Based on numerous interviews with doctors, Ghouta residents, rebel fighters and their families, many people at the scene believe that certain rebels received chemical weapons via the Saudi intelligence chief, Prince Bandar bin Sultan, and were responsible for carrying out the deadly gas attack.
According to survivors of the attack, some of which are rebels, 13 rebels were asked to carry weapons by a Saudi militant known as Abu Ayesha, who was leading a fighting battalion. The weapons were described as having a "tube-like structure" while others were like a "huge gas bottle." The weapons were stored in tunnels.
The rebels were not told what the weapons were or how to use them. A rebel interviewed by Dale Gavlak and Yahya Abaneh said, "When Saudi Prince Bandar gives such weapons to people, he must give them to those who know how to handle and use them." Another rebel said, "We were very curious about these arms. And unfortunately, some of the fighters handled the weapons improperly and set off the explosions."
The above information has been reported in dozens of foreign media outlets, including the Voice of Russia, yet the U.S. mainstream media remains silent on the matter.
U.S. intelligence officials are not so certain that the suspected chemical attack was carried out on Assad's orders, or even completely sure it was carried out by government forces. In intelligence jargon, "high confidence" does not mean certainty. The uncertainty calls into question the statements by Secretary of State John Kerry, Vice President Joe Biden and President Obama.
In a briefing on Wednesday, State Department spokeswoman Marie Harf admitted that intelligence agencies do not know who gave the order to use chemical weapons, even if they were deployed by the Syrian government. Harf said. "I don't know what the facts are here. I'm just, broadly speaking, saying that he is responsible for the actions of his regime."
Multiple U.S. officials used the phrase "not a slam dunk" to describe the intelligence picture - a reference to then-CIA Director George Tenet's insistence in 2002 that U.S. intelligence showing Iraq had weapons of mass destruction was a "slam dunk" - intelligence that turned out to be wrong.

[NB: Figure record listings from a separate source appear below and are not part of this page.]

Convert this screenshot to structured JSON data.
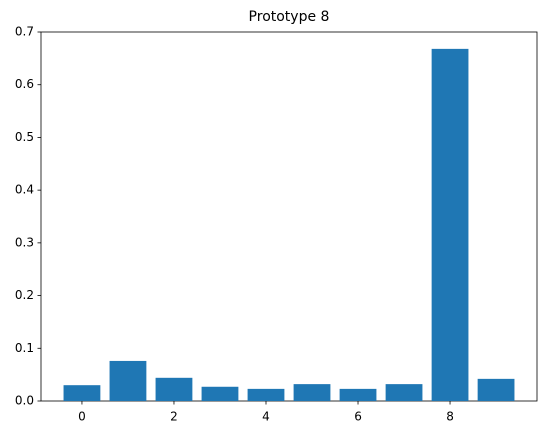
{
  "chart_data": {
    "type": "bar",
    "title": "Prototype 8",
    "x": [
      0,
      1,
      2,
      3,
      4,
      5,
      6,
      7,
      8,
      9
    ],
    "values": [
      0.03,
      0.076,
      0.044,
      0.027,
      0.023,
      0.032,
      0.023,
      0.032,
      0.668,
      0.042
    ],
    "color": "#1f77b4",
    "xlim": [
      -0.89,
      9.89
    ],
    "xticks": [
      0,
      2,
      4,
      6,
      8
    ],
    "ylim": [
      0,
      0.7
    ],
    "yticks": [
      {
        "value": 0,
        "label": "0.0"
      },
      0.1,
      0.2,
      0.3,
      0.4,
      0.5,
      0.6,
      0.7
    ],
    "grid": false
  }
}
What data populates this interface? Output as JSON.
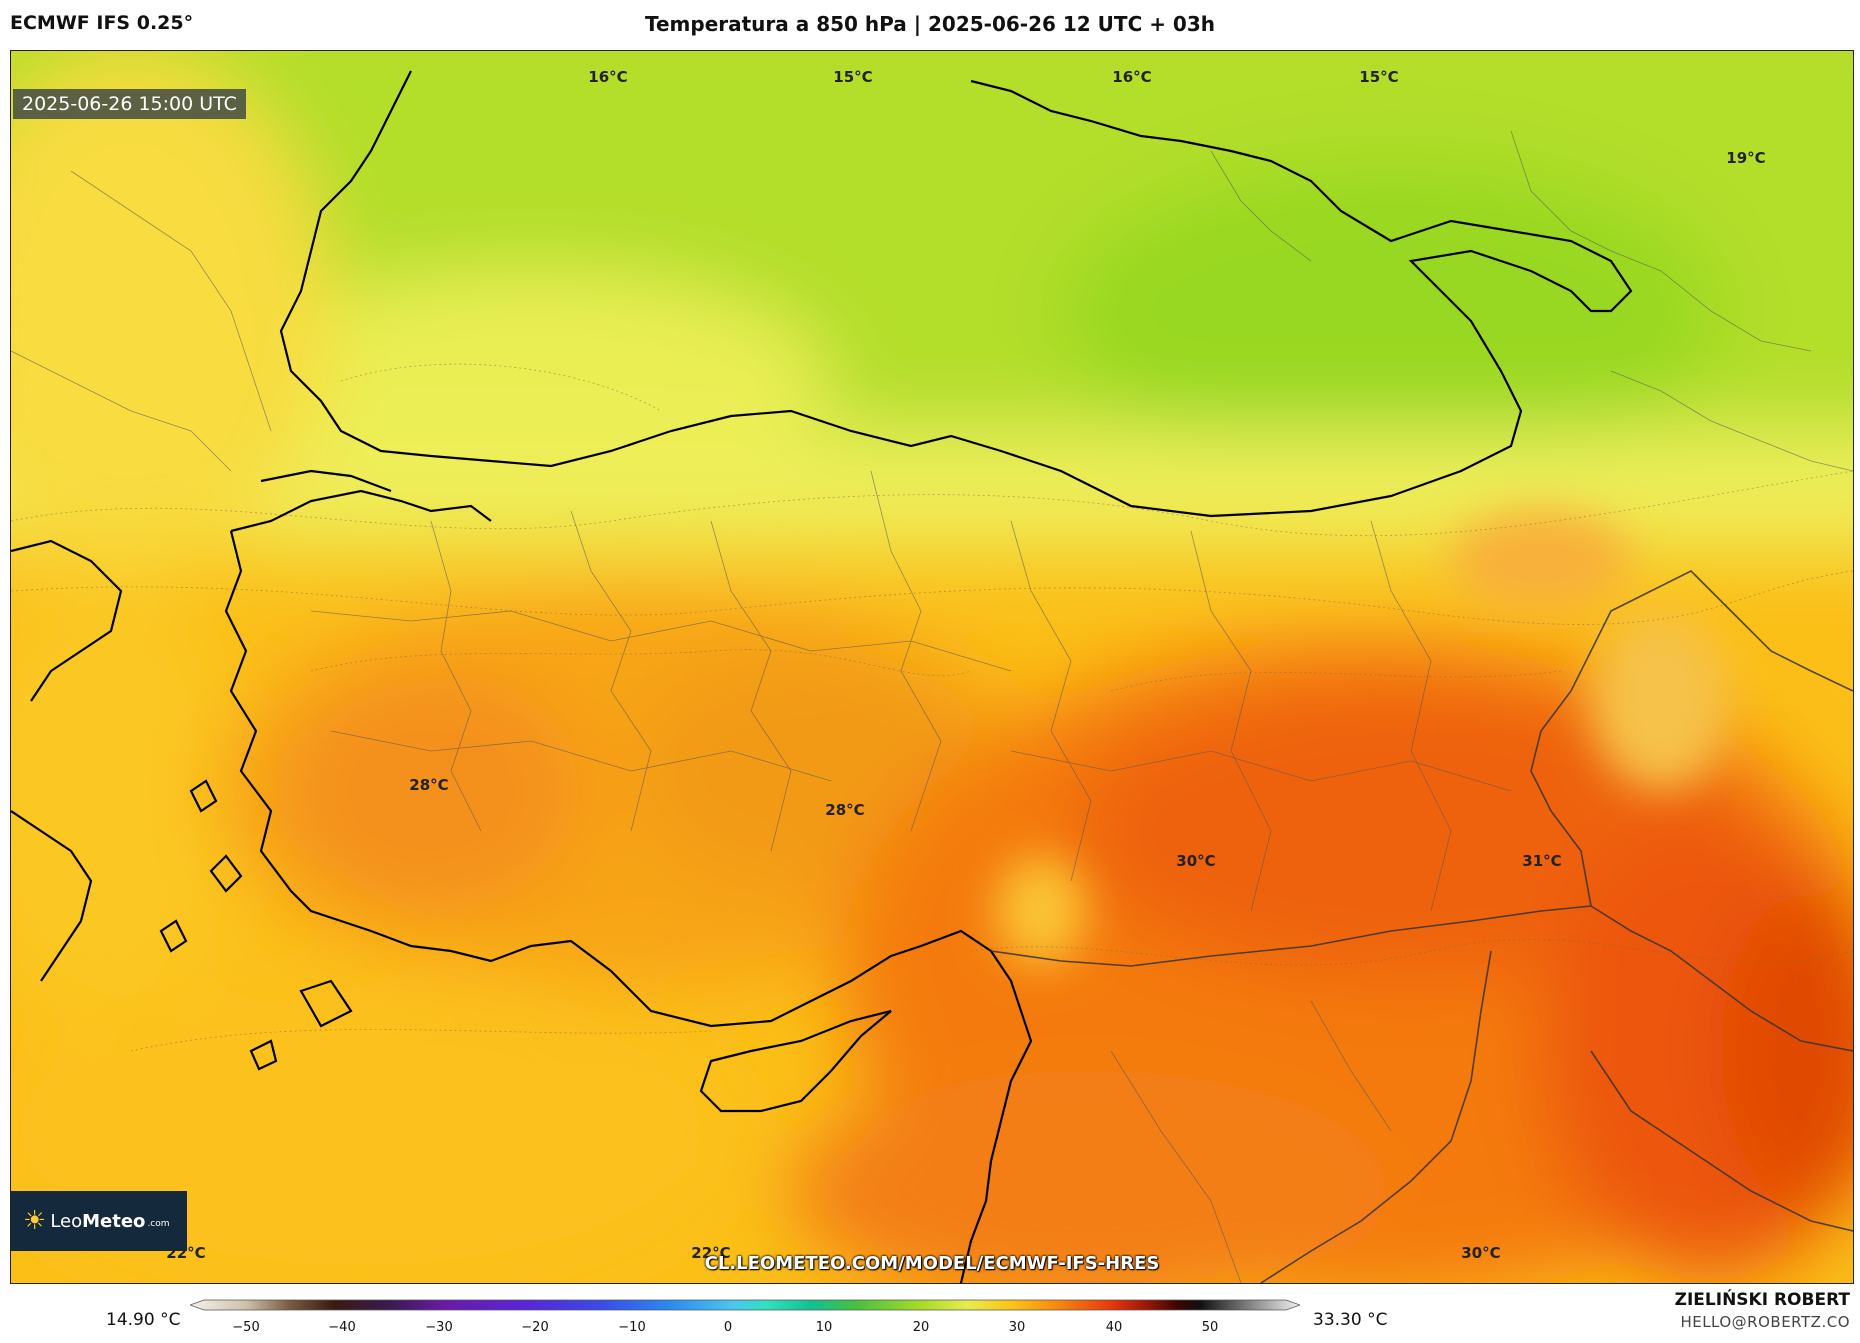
{
  "header": {
    "model": "ECMWF IFS 0.25°",
    "title": "Temperatura a 850 hPa | 2025-06-26 12 UTC + 03h"
  },
  "map": {
    "valid_time": "2025-06-26 15:00 UTC",
    "temperature_labels": [
      {
        "text": "16°C"
      },
      {
        "text": "15°C"
      },
      {
        "text": "16°C"
      },
      {
        "text": "15°C"
      },
      {
        "text": "19°C"
      },
      {
        "text": "28°C"
      },
      {
        "text": "28°C"
      },
      {
        "text": "30°C"
      },
      {
        "text": "31°C"
      },
      {
        "text": "22°C"
      },
      {
        "text": "22°C"
      },
      {
        "text": "30°C"
      }
    ],
    "logo": {
      "leo": "Leo",
      "meteo": "Meteo",
      "com": ".com"
    },
    "source_url": "CL.LEOMETEO.COM/MODEL/ECMWF-IFS-HRES"
  },
  "colorbar": {
    "min_value": "14.90 °C",
    "max_value": "33.30 °C",
    "ticks": [
      "−50",
      "−40",
      "−30",
      "−20",
      "−10",
      "0",
      "10",
      "20",
      "30",
      "40",
      "50"
    ]
  },
  "footer": {
    "author": "ZIELIŃSKI ROBERT",
    "email": "HELLO@ROBERTZ.CO"
  },
  "colors": {
    "green": "#a6dc2a",
    "yellow": "#f2ec55",
    "orange": "#fbb615",
    "dark_orange": "#f47a10",
    "red_orange": "#ec5a0a"
  }
}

The British Parliament voted against participating in any strikes on Syria because while advocating military action, Prime Minister David Cameron had to admit that there was "no 100 percent certainty" about who was responsible for a chemical weapons attack in Syria. France, Germany, Canada, Italy and the Arab League have also declined to lend military assistance to a U.S. strike on Syria, citing uncertainties for similar reasons.